Dans les pays plus riches, la légende raconte que nous avions fait de grandes manifestations pour que les adultes arrêtent de faire circuler des engins dans tous les sens et de mettre dans la mer plein de choses inutiles à la place des poissons. Mais il ne se passait rien. L’été, il faisait de plus en plus chaud. Il y avait eu d’immenses feux de forêt dans des pays très lointains où les forêts étaient très grandes. Mais il ne se passait rien. La Terre étouffait.

Certains d’entre nous vivions dans les villes, des endroits d’où les arbres et les herbes avaient été arrachés. C’était très étonnant, là où ils vivaient, les gens avaient tout recouvert d’une substance noire inerte qui devenait grise au cours du temps et sur laquelle rien ne pouvait pousser. Toutes les maisons étaient construites en pierre. On toussait, on éternuait, on respirait mal.

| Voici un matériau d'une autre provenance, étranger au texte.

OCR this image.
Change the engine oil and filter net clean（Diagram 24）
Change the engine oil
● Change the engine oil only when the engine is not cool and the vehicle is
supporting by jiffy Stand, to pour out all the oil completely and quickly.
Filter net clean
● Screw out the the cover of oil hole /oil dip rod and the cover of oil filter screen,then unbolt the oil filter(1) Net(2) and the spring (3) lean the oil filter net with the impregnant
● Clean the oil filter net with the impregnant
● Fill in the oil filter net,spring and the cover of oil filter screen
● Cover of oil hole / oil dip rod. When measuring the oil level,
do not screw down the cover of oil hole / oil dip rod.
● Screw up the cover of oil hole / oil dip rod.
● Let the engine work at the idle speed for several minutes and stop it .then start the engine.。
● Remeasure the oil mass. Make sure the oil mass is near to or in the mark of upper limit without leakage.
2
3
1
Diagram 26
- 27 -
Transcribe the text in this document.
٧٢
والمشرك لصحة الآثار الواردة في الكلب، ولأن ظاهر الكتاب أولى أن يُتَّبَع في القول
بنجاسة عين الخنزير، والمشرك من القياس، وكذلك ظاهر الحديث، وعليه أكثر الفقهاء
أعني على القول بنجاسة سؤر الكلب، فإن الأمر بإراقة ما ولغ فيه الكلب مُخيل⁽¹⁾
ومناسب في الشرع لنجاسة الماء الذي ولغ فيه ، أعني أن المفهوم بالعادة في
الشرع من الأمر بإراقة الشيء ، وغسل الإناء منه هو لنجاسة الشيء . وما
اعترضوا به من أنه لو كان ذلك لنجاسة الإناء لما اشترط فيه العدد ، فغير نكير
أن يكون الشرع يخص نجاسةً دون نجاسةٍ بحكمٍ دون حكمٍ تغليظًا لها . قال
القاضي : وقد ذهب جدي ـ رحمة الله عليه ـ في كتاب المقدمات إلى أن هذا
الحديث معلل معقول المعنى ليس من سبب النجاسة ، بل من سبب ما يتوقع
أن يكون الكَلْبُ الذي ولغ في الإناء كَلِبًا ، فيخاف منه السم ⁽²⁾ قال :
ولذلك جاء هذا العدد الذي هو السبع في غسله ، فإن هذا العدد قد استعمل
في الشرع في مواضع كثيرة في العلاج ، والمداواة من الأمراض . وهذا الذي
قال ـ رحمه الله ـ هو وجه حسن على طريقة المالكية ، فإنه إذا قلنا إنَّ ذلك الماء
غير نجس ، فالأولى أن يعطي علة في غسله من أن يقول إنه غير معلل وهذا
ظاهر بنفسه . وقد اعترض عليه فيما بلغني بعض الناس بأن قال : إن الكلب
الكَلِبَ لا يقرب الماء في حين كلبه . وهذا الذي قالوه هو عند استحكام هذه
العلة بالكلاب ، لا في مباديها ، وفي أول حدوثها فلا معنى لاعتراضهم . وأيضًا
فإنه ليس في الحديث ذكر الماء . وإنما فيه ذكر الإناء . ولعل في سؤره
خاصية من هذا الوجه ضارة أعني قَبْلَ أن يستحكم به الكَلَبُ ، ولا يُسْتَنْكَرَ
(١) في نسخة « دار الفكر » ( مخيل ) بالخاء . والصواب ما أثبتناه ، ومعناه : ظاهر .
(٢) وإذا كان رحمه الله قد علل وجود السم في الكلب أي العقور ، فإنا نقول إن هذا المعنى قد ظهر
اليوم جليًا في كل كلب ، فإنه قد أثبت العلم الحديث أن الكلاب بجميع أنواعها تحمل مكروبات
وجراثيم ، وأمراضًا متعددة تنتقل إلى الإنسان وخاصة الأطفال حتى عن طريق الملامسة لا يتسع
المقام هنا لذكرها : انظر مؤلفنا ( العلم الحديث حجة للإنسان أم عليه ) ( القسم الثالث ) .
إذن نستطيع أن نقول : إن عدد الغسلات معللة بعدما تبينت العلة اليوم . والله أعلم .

Nous étions souvent pâles à force de ne pas voir le soleil et de respirer un mauvais air. Nous voulions survivre.

Les enfants qui vivaient sur des continents pauvres devenaient parfois des esclaves dans des usines ou dans des mines. Dans celles d’Afrique, nous devions prélever des métaux pour fabriquer des appareils très sophistiqués qui étaient vendus dans les pays riches. Avec ces appareils sophistiqués, les gens s’envoyaient des textes – je ne sais pas comment ça marchait – et ils se transmettaient leurs frayeurs. C’est ainsi que parfois plein de gens étaient effrayés ou en colère en même temps. C’est ce que dit la légende.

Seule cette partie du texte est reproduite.